The rainbow bridge is important here because he believed in it. Every time he lost a horse he would cut off a bit of the horse's main hair, and take one of the photos he had of the horse, and put it in a book he called the book of the dead with the name, and date of death. After his death he wanted to be cremated or buried with the book of the dead. The premise is that when he died, all the animals (and friend's) in the book whom had already passed, would come back across the bridge to meet him, and lead him back over the bridge.

Unfortunately his book of the dead was not complete as his diabetes induced dementia had made it so he could not complete it. SO, once he went into hospice and I realized I was going to lose him I started working on completing it for him. That has been an emotional roller-coaster for me because many of the horses in that book are horses he and I lost together during the 22 years he has been my friend. Also unfortunately, many of those horses are buried out west where we used to live and the rest buried here in Kentucky.

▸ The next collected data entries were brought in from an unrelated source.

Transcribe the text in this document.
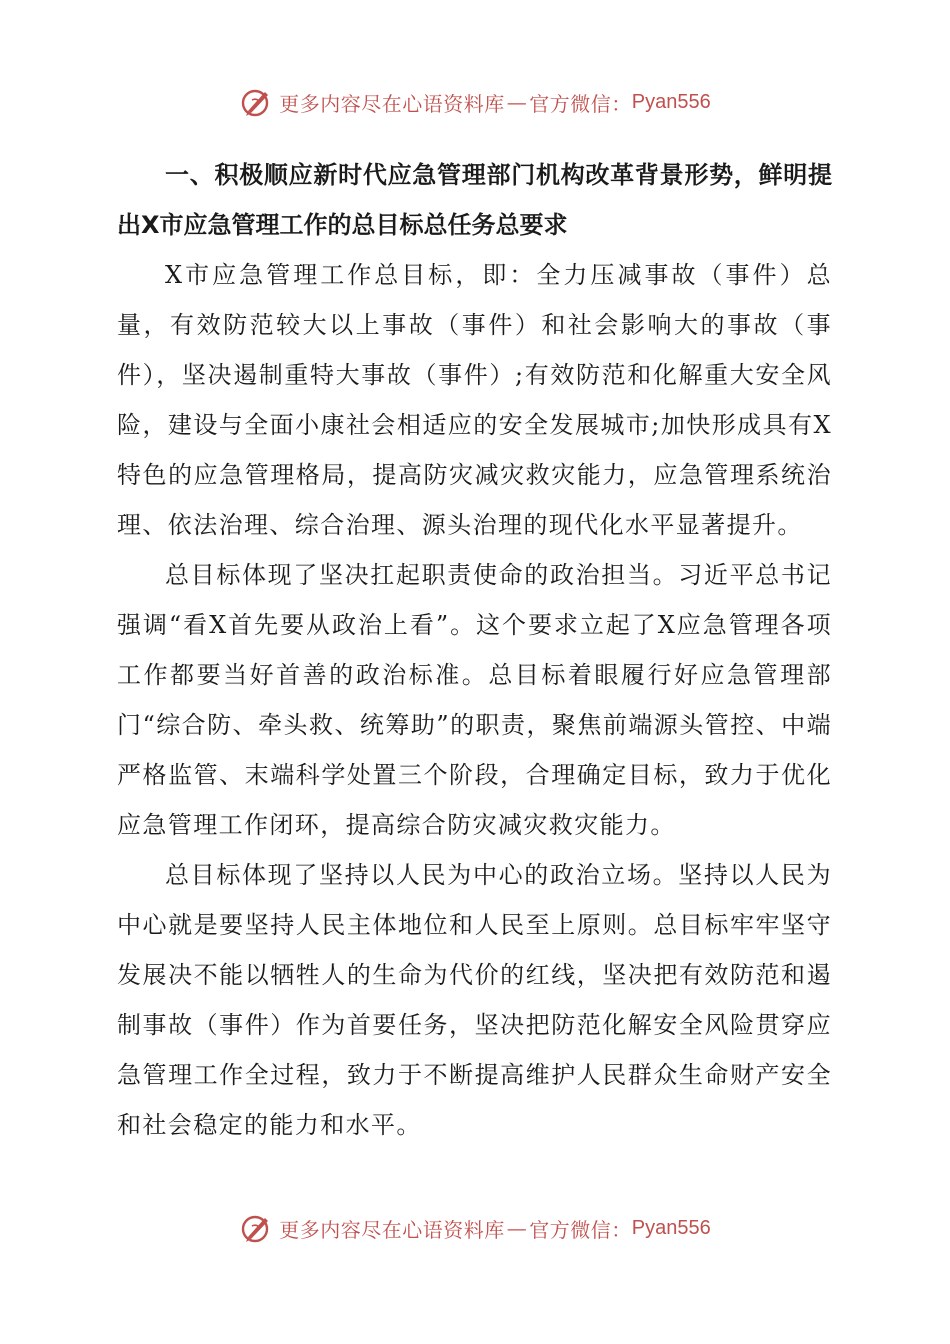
更多内容尽在心语资料库 — 官方微信： Pyan556

一、积极顺应新时代应急管理部门机构改革背景形势，鲜明提出X市应急管理工作的总目标总任务总要求

X市应急管理工作总目标，即：全力压减事故（事件）总量，有效防范较大以上事故（事件）和社会影响大的事故（事件），坚决遏制重特大事故（事件）;有效防范和化解重大安全风险，建设与全面小康社会相适应的安全发展城市;加快形成具有X特色的应急管理格局，提高防灾减灾救灾能力，应急管理系统治理、依法治理、综合治理、源头治理的现代化水平显著提升。

总目标体现了坚决扛起职责使命的政治担当。习近平总书记强调“看X首先要从政治上看”。这个要求立起了X应急管理各项工作都要当好首善的政治标准。总目标着眼履行好应急管理部门“综合防、牵头救、统筹助”的职责，聚焦前端源头管控、中端严格监管、末端科学处置三个阶段，合理确定目标，致力于优化应急管理工作闭环，提高综合防灾减灾救灾能力。

总目标体现了坚持以人民为中心的政治立场。坚持以人民为中心就是要坚持人民主体地位和人民至上原则。总目标牢牢坚守发展决不能以牺牲人的生命为代价的红线，坚决把有效防范和遏制事故（事件）作为首要任务，坚决把防范化解安全风险贯穿应急管理工作全过程，致力于不断提高维护人民群众生命财产安全和社会稳定的能力和水平。

更多内容尽在心语资料库 — 官方微信： Pyan556
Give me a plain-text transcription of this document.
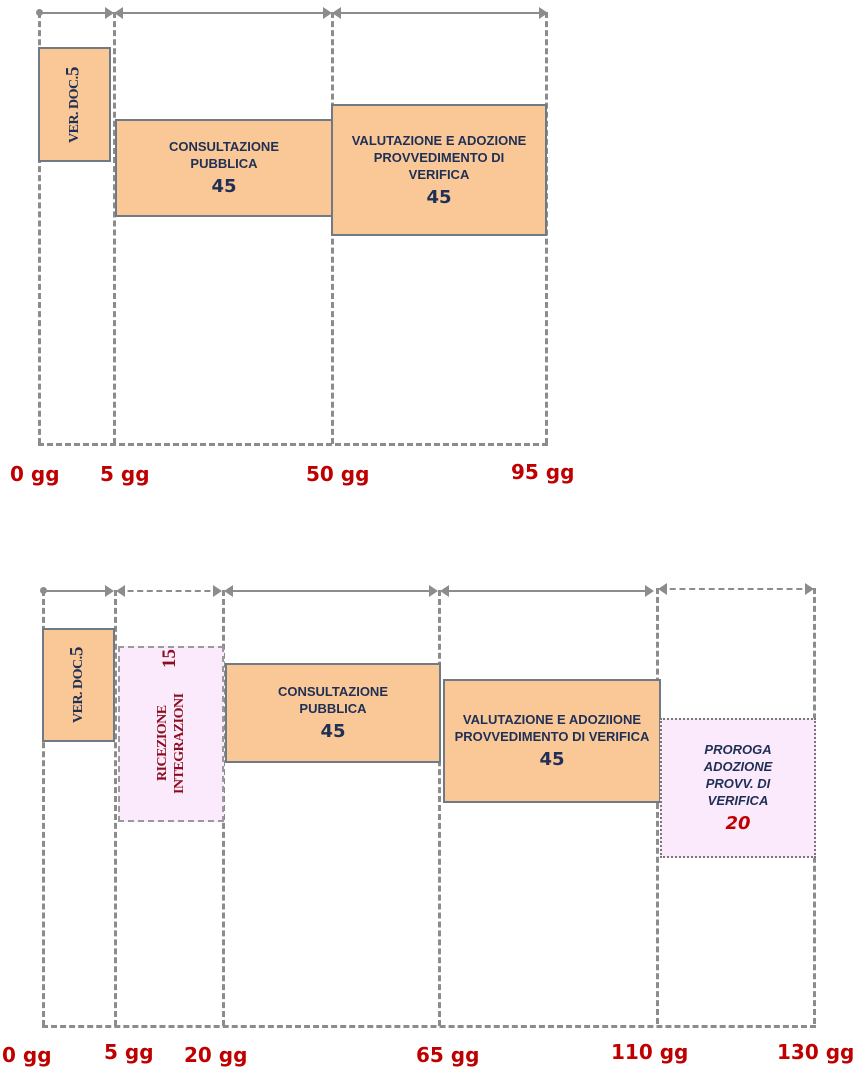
VER. DOC.
5
CONSULTAZIONE PUBBLICA
45
VALUTAZIONE E ADOZIONE PROVVEDIMENTO DI VERIFICA
45
0 gg 5 gg	50 gg	95 gg
VER. DOC.
5
RICEZIONE INTEGRAZIONI
15
CONSULTAZIONE PUBBLICA
45
VALUTAZIONE E ADOZIIONE PROVVEDIMENTO DI VERIFICA
45	PROROGA ADOZIONE PROVV. DI VERIFICA
20
0 gg	5 gg 20 gg	65 gg	110 gg	130 gg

Consequently I have decided to take the cremation route with his body so that I can bury half his ashes in Kentucky with the horses here, and half out west with the horses there.
That is double important to me because the property out west is for sale so I will not be able to have any of my ashes buried there with those horses when I die, and this property here in Kentucky will be sold when I move to Florida so I will not be able to have any of my ashes buried here when I die, so his sole will have to be the steward to all those horses to help them meet up with me when I die.

His book of the dead had such an impact on me, that as I was completing his book of the dead, I started a book of the dead myself as many of those same horses will be in my book. I may not have sexual interest in my horses, but I love them just as deeply.

I know this is a long winded post, but I cannot tell his true story anywhere else since he did not want his family knowing he was zoo.

This written in loving memory of my best friend I am calling Beau as well as the horse the name Beau actually belongs to, and all of the other horses Beau and I cared for together over the years!
Reading this has brought me to tears and I didn't even know this person. My thoughts are with you at this time, and I think you are doing great honour to your friend through your actions as you have described here, we all should have such a good friend.
 
Sorry to hear about that man. I lost a good friend many years ago from diabetes as well; really crappy disease... and had to lay to rest a lot of good people in my life. I hope you and your horses are doing well man.